Sai: That's right, but kind of coming back to the problem here—a developer might not care about all of the information flowing in. How do we drive just the pieces that they care about like we mentioned? Maybe they instrumented their specific application—how do we drive that to them?
Filtering data to dashboards
Laura: Absolutely. So an aggregator often has filters. So, in this case, let's say the dev is just asking for data about debugging and just some information there. And your data, your filter, can actually set up a dashboard or some other way of accessing all of that data that the dev can take a look at just the pieces that they need.
Sai: That's a core part of an observability solution—this aggregator, not only does it collect the data, but it needs to externalize it, expose it, so my developers can access it and drive new insights.
So, let's say we solved that part of the puzzle. What do operators care about? What are the operations teams—what are they looking for out of these systems?
Laura: So an operations team might need to know more about degradation of its system or if a pod is falling over; maybe your database filled up and you need to know more information about how you can fix it.
The ops teams is going to be getting data from all of these different systems and filtering it out to yet another dashboard or another interface of some sort and getting that data just what they need.
Sai: Right. So, potentially, they may not care as much about specific application-level logs, but they'll be looking to Kubernetes to say—hey, what was the CPU usage? Do we need to set up some horizontal pod auto scalers to make sure that we don't hit those limits?
Finally—you can kind of probably see where I'm going here—with the last piece of the puzzle with security, they probably have a dashboard that's created for them as well.
So, a security team—let's say they're using a third-party tool, as most security teams generally do—they identify a threat ID or maybe a customer ID, and they want to dive in deeper to a potential threat that's been identified.
So they put that information in the aggregator, and they can identify and make sense of all the chaos to identify exactly what that specific security analyst might be looking for.
But, I want to pose an interesting question here—it's not always about going to the system and identifying what's there. Many times, security advisors need to know what's happening the second it happens and they can't just sit there and stare at logs all day, right?
Laura: Absolutely, this is where monitoring comes in—this is really a two-way street. We have automated alerts that can go out and tell all of these different groups about specific things that they're interested in—specific events that they want to know about.
So, let's say that you have a system that's been accessed, and it's not supposed to be. Frankly, that system is going to figure it out long before a human is, and that's what an alert is for. An ops team doesn't want to find out that there's a degradation of service when their user does—they need to know ahead of time.
Sai: So, a good observability solution should have the ability to externalize the data and then, additionally, set up alerting on top of that.

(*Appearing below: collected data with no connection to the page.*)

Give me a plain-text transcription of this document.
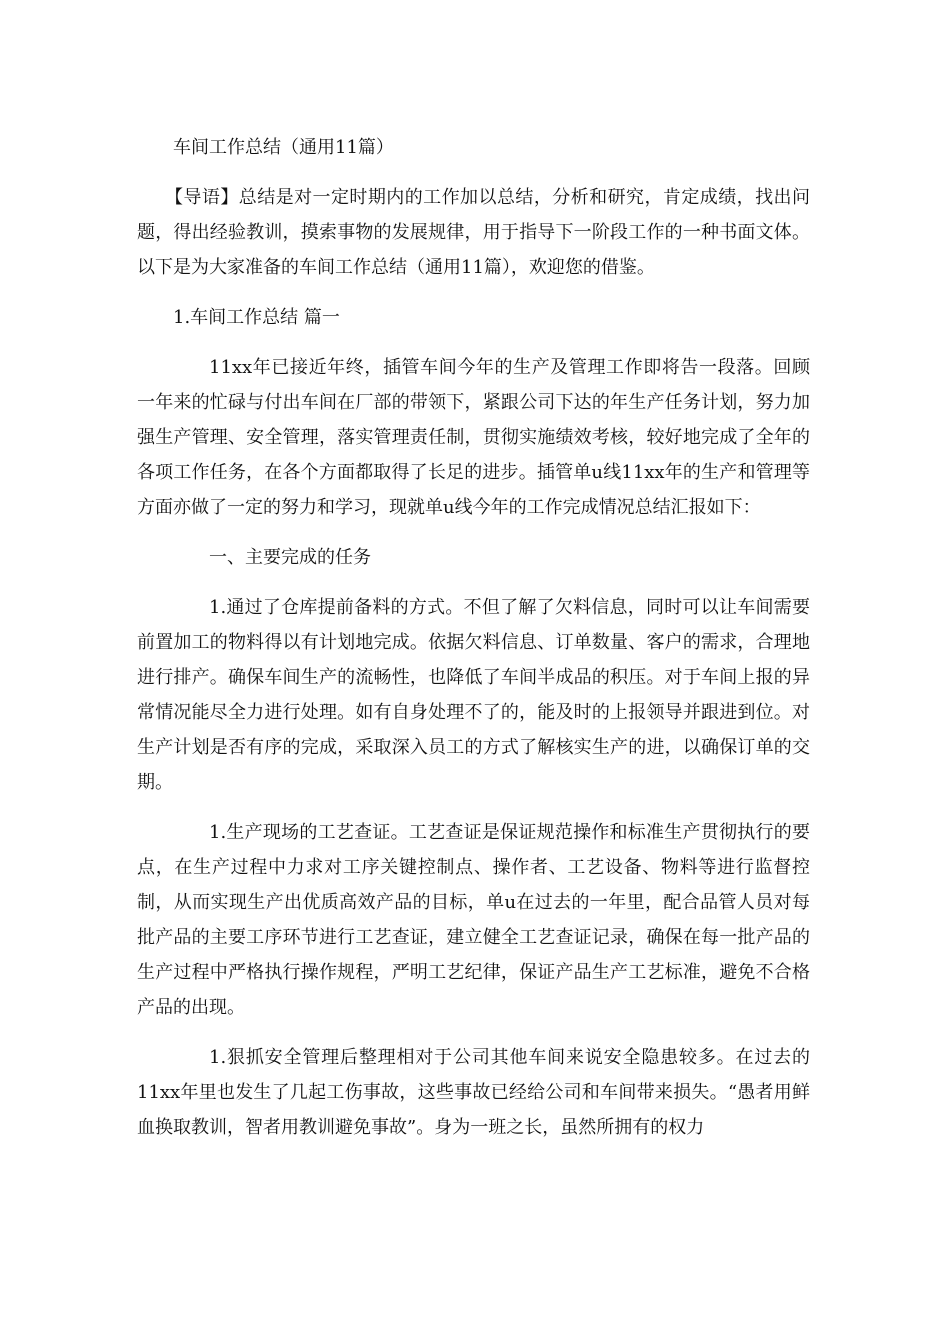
车间工作总结（通用11篇）

【导语】总结是对一定时期内的工作加以总结，分析和研究，肯定成绩，找出问题，得出经验教训，摸索事物的发展规律，用于指导下一阶段工作的一种书面文体。以下是为大家准备的车间工作总结（通用11篇），欢迎您的借鉴。

1.车间工作总结 篇一

11xx年已接近年终，插管车间今年的生产及管理工作即将告一段落。回顾一年来的忙碌与付出车间在厂部的带领下，紧跟公司下达的年生产任务计划，努力加强生产管理、安全管理，落实管理责任制，贯彻实施绩效考核，较好地完成了全年的各项工作任务，在各个方面都取得了长足的进步。插管单u线11xx年的生产和管理等方面亦做了一定的努力和学习，现就单u线今年的工作完成情况总结汇报如下：

一、主要完成的任务

1.通过了仓库提前备料的方式。不但了解了欠料信息，同时可以让车间需要前置加工的物料得以有计划地完成。依据欠料信息、订单数量、客户的需求，合理地进行排产。确保车间生产的流畅性，也降低了车间半成品的积压。对于车间上报的异常情况能尽全力进行处理。如有自身处理不了的，能及时的上报领导并跟进到位。对生产计划是否有序的完成，采取深入员工的方式了解核实生产的进，以确保订单的交期。

1.生产现场的工艺查证。工艺查证是保证规范操作和标准生产贯彻执行的要点，在生产过程中力求对工序关键控制点、操作者、工艺设备、物料等进行监督控制，从而实现生产出优质高效产品的目标，单u在过去的一年里，配合品管人员对每批产品的主要工序环节进行工艺查证，建立健全工艺查证记录，确保在每一批产品的生产过程中严格执行操作规程，严明工艺纪律，保证产品生产工艺标准，避免不合格产品的出现。

1.狠抓安全管理后整理相对于公司其他车间来说安全隐患较多。在过去的11xx年里也发生了几起工伤事故，这些事故已经给公司和车间带来损失。“愚者用鲜血换取教训，智者用教训避免事故”。身为一班之长，虽然所拥有的权力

So our dev team may be their most comfortable in Slack, so they set up a chatbot so that particular exceptions when they're thrown, they're able to know when they happen.

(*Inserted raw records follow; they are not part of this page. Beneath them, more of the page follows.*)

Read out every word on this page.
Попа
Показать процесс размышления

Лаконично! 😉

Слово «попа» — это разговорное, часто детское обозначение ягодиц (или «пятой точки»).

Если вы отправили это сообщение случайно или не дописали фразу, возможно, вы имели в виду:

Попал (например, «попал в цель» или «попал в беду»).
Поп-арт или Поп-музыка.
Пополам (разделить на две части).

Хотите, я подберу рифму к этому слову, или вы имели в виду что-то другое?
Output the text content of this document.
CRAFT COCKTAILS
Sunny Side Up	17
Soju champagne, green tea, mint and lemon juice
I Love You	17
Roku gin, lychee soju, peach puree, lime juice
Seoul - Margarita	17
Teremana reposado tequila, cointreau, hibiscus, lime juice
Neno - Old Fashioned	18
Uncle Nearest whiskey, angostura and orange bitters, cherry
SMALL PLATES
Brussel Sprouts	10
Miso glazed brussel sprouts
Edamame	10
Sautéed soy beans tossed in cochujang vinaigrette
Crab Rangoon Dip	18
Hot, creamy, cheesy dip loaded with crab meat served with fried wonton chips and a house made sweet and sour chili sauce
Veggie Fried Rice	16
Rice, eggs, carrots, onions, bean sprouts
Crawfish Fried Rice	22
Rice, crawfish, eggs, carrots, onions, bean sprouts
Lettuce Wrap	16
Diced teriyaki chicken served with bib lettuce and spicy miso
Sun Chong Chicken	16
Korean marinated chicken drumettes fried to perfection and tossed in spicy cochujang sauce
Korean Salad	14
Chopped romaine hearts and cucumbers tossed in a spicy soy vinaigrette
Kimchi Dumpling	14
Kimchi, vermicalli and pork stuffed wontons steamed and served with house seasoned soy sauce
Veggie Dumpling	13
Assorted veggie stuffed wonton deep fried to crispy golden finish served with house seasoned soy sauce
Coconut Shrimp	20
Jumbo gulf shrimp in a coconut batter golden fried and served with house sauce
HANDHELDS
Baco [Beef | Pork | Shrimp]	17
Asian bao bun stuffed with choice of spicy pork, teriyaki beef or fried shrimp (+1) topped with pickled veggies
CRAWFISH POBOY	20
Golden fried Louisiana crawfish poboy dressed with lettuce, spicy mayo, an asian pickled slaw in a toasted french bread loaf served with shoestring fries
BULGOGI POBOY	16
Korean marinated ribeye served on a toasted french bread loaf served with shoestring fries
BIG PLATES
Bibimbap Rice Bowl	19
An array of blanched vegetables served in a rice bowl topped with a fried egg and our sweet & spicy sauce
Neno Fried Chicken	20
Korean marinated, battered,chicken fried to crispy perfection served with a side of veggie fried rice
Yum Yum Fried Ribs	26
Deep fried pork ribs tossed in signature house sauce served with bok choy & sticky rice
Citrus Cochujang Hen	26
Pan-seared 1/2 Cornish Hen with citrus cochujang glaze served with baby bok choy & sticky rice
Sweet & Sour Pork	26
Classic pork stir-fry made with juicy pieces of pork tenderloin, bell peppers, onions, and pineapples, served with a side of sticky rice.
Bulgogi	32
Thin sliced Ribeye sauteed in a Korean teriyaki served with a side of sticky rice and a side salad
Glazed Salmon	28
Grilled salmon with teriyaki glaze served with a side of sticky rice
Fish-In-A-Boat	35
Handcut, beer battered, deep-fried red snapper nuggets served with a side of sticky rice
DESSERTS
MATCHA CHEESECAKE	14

Your ops team, maybe they were using something like a paging system so that, you know, in the middle of the night, if something goes down, they get an alert and they can start looking into it right away.
And then finally, for our security teams—kind of as I mentioned, they're generally using you know maybe third-party tools or custom dashboards—they can set up custom alerting so they can know exactly when something goes down.
Laura: And to be honest, this is your new norm. You're going to have multiple clouds; you're going to have on-prem systems; you're going to have data coming directly in from your users. You need to be able to understand what's going on, and really, this is what observability is all about.